16.
La peur, il pensait à la peur. Une monnaie qui
avait cours partout dans le monde. Un commerce de plus en plus
lucratif. Une perspective d’avenir quand l’avenir se construisait
sur la peur. Winter roulait à nouveau en direction du nord, les
fenêtres baissées. Il sentait s’exhaler de la nature les parfums
bleus et jaunes de la Suède. Des parfums remontant d’un passé
ancestral. Parvenir à la dépasser, cette peur qu’éprouvent les
gens. S’en remettre. Se glisser dans son dos, la prendre par
derrière ou par n’importe quel côté, qu’importe. De front, c’était
difficile. La peur risquait de se donner libre cours. Elle
attendait souvent une attaque frontale et ce n’était pas la bonne
manière de la combattre. Ça la rendait prévisible. Parce qu’elle
n’est pas naturelle, songeait-il en faisant le tour du rond-point.
Elle s’est immiscée en nous. Elle nous vient d’autrui. De
qui ? Partout présente, universelle, elle s’est globalisée,
elle aussi. Les meurtriers avaient des fusils à plomb
semi-automatiques. La peur tenait les armes. La peur sème la
terreur. Jusqu’à conduire à la mort parfois. Et puis elle revient.
Elle se construit sur la répétition. Elle peut revenir à tout
moment, le jour, la nuit, le matin, l’été, l’automne. C’est l’été
maintenant, un été qui vient à peine de commencer. La terreur aussi
peut-être. Demain c’est la Saint-Jean. Le jour où tout le monde est
content.
La place d’Hammarkulle paraissait grise dans le
petit matin. Un homme passait avec son caddie à provisions. Il
salua Winter d’un signe de tête, comme un étranger. Winter lui
rendit son salut.
Nasrin Aziz attendait devant la pizzeria Chez
Maria. Elle alluma une cigarette et souffla la fumée en direction
de l’arrêt du tram. Elle toussota.
– C’est costaud, comme tabac, lui dit Winter
en désignant le paquet qu’elle tenait encore à la main.
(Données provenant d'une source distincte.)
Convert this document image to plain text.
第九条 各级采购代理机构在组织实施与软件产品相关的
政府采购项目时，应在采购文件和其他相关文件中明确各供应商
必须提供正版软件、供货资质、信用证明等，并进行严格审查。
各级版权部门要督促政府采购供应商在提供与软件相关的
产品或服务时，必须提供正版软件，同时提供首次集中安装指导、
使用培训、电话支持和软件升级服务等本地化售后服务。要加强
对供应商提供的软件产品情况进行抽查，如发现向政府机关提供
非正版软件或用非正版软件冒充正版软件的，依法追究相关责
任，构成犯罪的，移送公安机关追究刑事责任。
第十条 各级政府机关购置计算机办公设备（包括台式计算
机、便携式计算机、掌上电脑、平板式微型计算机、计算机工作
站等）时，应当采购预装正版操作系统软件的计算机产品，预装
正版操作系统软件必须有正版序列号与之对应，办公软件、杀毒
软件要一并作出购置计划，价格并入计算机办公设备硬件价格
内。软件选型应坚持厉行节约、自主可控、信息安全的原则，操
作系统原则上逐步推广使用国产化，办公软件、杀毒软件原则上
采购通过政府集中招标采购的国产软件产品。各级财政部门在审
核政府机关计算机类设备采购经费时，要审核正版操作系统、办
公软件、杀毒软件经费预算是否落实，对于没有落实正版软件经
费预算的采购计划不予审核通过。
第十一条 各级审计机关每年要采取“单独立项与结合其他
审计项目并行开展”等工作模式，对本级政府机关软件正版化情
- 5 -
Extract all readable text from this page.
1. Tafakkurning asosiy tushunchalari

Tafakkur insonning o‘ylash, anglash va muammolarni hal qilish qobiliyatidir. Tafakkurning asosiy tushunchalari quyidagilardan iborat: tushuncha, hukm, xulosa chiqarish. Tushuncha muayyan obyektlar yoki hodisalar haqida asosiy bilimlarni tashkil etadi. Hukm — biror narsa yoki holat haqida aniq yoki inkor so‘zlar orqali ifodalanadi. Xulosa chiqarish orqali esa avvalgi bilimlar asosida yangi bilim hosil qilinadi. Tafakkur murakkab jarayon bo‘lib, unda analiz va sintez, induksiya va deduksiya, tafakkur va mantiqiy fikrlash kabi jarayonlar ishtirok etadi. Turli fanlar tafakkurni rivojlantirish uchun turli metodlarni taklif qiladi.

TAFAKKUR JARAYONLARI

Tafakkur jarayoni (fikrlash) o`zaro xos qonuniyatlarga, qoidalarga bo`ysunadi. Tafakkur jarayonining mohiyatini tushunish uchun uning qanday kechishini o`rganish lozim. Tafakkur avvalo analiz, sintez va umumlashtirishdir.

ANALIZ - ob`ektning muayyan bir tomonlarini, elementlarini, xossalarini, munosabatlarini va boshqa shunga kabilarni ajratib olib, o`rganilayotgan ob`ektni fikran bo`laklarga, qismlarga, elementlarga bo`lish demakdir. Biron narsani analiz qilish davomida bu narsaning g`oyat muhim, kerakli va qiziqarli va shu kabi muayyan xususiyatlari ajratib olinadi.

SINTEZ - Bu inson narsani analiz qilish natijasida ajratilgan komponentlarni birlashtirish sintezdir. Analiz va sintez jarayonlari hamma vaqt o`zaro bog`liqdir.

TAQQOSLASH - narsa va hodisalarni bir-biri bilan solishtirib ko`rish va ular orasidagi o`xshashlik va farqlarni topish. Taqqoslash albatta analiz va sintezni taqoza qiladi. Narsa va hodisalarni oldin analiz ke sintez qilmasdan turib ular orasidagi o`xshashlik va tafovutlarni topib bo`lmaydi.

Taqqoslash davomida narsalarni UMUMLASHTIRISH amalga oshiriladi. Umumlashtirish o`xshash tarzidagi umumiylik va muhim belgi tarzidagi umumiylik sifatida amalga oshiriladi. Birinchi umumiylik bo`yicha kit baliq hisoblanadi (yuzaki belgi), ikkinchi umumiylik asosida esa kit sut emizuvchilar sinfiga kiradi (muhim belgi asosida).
– Vous pouvez parler. Vous fumez bien le
cigare.
– Comment le savez-vous ?
– Je vous ai vu par la fenêtre. Quand vous
êtes venu chez nous. Enfin après.
Nasrin aspira une bouffée et souffla ensuite la
fumée qui forma comme une nappe de brume dans l’air léger. Quelques
jeunes se morfondaient près de l’escalier roulant qui menait aux
stations de tram. Une femme d’une cinquantaine d’années, de type
scandinave, arpentait les parages pour faire la manche,
semblait-il.
– Votre mère sait que vous fumez ?
– Vous avez l’intention de
rapporter ?
Nasrin le défiait du regard.
– Non, non. Ça ne me concerne pas.
– Alors pourquoi vous me posez la
question ?
– Je ne sais pas.
– Elle ne sait rien.
La jeune fille tira longuement sur sa cigarette
avant de la jeter à moitié consumée sur la dalle de béton. Elle
l’écrasa ensuite du talon. Elle portait des chaussures de cuir
légères et plates.
– Ma mère n’est pas au courant.
– De quoi ?
– De quoi que ce soit. Elle ne contrôle
rien.
– Qui le fait alors ?
Pas de réponse.
Winter crut comprendre ce qu’elle voulait dire.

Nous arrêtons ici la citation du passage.